Data-driven fault detection has been regarded as a 3-D image segmentation task. The models trained from synthetic data are difficult to generalize in some surveys. Recently, training 3-D fault segmentation using sparse manual 2-D slices is thought to yield promising results, but manual labeling has many false negative labels (FNLs) (abnormal annotations), which is detrimental to training and consequently to detection performance. Motivated to train 3-D fault segmentation networks under sparse 2-D labels while suppressing FNLs, we analyze the training process gradient and propose the mask dice (MD) loss. Moreover, the fault is an edge feature, and current encoder-decoder architectures widely used for fault detection (e.g., U-shape network) are not conducive to edge representation.
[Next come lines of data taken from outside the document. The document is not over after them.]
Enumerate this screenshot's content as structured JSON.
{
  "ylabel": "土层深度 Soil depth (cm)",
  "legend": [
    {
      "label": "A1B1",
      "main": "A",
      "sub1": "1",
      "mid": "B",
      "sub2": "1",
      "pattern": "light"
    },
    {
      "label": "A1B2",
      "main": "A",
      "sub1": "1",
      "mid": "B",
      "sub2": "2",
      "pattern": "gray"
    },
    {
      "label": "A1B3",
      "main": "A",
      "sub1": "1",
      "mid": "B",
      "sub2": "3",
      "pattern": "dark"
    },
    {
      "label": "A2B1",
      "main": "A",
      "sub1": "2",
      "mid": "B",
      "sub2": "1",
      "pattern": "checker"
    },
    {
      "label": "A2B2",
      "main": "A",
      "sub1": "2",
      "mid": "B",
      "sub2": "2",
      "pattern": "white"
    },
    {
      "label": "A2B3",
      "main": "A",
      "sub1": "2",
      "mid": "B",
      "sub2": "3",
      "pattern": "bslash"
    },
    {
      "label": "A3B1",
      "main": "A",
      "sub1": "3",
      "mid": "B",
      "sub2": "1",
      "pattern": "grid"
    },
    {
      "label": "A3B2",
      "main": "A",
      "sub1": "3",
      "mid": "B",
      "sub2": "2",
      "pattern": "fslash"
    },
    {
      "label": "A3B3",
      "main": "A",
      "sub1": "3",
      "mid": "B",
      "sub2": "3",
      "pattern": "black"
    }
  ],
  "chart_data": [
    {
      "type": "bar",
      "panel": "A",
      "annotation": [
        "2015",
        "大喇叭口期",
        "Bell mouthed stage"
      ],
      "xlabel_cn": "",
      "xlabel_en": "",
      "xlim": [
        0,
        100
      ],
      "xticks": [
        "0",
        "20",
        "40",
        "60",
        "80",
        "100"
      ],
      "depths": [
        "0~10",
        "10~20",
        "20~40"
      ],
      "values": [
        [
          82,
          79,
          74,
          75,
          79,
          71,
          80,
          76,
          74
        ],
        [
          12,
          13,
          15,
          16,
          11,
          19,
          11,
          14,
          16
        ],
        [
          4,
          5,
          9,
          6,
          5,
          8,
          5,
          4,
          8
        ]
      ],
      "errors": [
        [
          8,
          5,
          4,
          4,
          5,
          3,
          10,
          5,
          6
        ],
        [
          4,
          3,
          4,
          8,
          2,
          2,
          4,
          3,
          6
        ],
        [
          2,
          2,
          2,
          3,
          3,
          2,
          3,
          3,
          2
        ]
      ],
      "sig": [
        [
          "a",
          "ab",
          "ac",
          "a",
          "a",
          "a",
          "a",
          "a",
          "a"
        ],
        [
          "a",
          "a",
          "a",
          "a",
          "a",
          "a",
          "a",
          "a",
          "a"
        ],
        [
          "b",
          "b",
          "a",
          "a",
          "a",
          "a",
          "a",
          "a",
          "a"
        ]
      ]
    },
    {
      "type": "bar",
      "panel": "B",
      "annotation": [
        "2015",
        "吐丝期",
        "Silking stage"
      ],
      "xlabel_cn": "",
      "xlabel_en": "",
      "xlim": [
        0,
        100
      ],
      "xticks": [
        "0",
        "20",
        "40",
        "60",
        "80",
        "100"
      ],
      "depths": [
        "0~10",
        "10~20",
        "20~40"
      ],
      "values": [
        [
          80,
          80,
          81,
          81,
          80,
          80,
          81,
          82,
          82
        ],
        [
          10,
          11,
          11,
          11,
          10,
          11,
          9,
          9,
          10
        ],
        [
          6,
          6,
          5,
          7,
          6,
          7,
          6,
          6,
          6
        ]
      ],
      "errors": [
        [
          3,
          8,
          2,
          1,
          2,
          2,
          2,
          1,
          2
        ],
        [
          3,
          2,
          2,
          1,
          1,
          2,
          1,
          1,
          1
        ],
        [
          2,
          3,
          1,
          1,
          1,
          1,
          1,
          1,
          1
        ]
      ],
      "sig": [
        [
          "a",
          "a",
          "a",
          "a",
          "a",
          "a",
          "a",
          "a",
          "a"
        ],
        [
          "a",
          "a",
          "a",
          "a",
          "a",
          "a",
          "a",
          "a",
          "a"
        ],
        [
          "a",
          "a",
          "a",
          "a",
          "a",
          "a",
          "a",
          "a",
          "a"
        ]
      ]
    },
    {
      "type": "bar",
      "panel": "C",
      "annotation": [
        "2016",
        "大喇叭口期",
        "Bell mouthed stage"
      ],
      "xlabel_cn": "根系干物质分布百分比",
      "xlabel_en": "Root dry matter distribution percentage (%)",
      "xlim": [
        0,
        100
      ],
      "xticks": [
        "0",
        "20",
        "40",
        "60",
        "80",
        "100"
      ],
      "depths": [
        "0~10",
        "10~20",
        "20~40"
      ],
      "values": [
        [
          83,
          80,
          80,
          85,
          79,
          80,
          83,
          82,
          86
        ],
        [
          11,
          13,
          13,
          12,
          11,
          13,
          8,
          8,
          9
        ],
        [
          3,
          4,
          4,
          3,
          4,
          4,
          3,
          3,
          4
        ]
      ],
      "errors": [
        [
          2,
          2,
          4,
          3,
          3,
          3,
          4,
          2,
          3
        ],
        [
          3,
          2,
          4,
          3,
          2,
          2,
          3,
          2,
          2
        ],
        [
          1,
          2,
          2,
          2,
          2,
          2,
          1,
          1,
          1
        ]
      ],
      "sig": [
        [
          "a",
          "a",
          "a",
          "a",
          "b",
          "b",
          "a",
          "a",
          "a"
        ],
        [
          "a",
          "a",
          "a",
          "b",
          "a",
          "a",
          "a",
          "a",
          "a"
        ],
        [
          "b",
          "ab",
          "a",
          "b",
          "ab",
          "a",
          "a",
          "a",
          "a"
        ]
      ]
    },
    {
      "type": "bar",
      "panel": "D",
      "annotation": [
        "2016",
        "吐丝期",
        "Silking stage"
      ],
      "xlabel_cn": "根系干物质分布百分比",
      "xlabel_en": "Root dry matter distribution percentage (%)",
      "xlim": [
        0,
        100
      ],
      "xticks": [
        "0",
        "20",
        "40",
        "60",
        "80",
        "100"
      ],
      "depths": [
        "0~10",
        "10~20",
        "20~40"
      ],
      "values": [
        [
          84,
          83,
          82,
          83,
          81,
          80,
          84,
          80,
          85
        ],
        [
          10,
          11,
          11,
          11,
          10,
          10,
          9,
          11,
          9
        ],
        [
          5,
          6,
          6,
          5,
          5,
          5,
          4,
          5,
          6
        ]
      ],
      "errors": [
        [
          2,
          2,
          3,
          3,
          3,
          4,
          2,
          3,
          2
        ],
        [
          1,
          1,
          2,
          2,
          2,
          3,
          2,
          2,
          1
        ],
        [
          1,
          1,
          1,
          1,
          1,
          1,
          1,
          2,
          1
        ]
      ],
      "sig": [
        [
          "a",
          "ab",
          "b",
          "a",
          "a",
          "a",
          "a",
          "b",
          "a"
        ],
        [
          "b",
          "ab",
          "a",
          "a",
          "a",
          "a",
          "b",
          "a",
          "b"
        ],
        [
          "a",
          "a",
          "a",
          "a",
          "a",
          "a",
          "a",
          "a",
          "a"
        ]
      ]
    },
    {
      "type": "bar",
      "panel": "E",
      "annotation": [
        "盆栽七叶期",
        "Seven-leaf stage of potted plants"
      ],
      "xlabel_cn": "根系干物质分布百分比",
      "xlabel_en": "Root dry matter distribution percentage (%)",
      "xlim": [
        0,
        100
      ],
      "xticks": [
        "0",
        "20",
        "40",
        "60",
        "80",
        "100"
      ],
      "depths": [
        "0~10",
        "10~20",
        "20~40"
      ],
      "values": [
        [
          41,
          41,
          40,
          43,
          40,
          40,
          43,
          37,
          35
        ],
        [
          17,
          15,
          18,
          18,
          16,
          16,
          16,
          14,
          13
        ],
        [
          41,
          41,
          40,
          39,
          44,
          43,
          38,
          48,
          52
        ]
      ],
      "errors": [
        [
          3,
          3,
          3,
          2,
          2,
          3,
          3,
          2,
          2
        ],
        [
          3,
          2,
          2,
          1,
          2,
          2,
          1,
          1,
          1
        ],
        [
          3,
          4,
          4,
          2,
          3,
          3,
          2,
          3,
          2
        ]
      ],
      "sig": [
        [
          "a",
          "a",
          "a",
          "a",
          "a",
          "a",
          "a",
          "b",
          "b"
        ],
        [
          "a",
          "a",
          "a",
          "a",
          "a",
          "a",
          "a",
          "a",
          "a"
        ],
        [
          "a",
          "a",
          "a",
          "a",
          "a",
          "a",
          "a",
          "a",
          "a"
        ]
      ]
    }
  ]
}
Consequently, fault-net is proposed, which is designed for the characteristics of faults, employs high-resolution propagation features, and embeds multiscale compression fusion block to fuse multiscale information, which allows the edge information to be fully preserved during propagation and fusion, thus enabling advanced performance via few computational resources. The experiment demonstrates that MD loss supports the inclusion of human experience in training and suppresses FNLs therein, enabling baseline models to improve performance and generalize to more surveys. Fault-Net is capable of providing a more stable and reliable interpretation of faults, and it uses extremely low computational resources and inference is significantly faster than other models. Our method indicates optimal performance in comparison with several mainstream methods.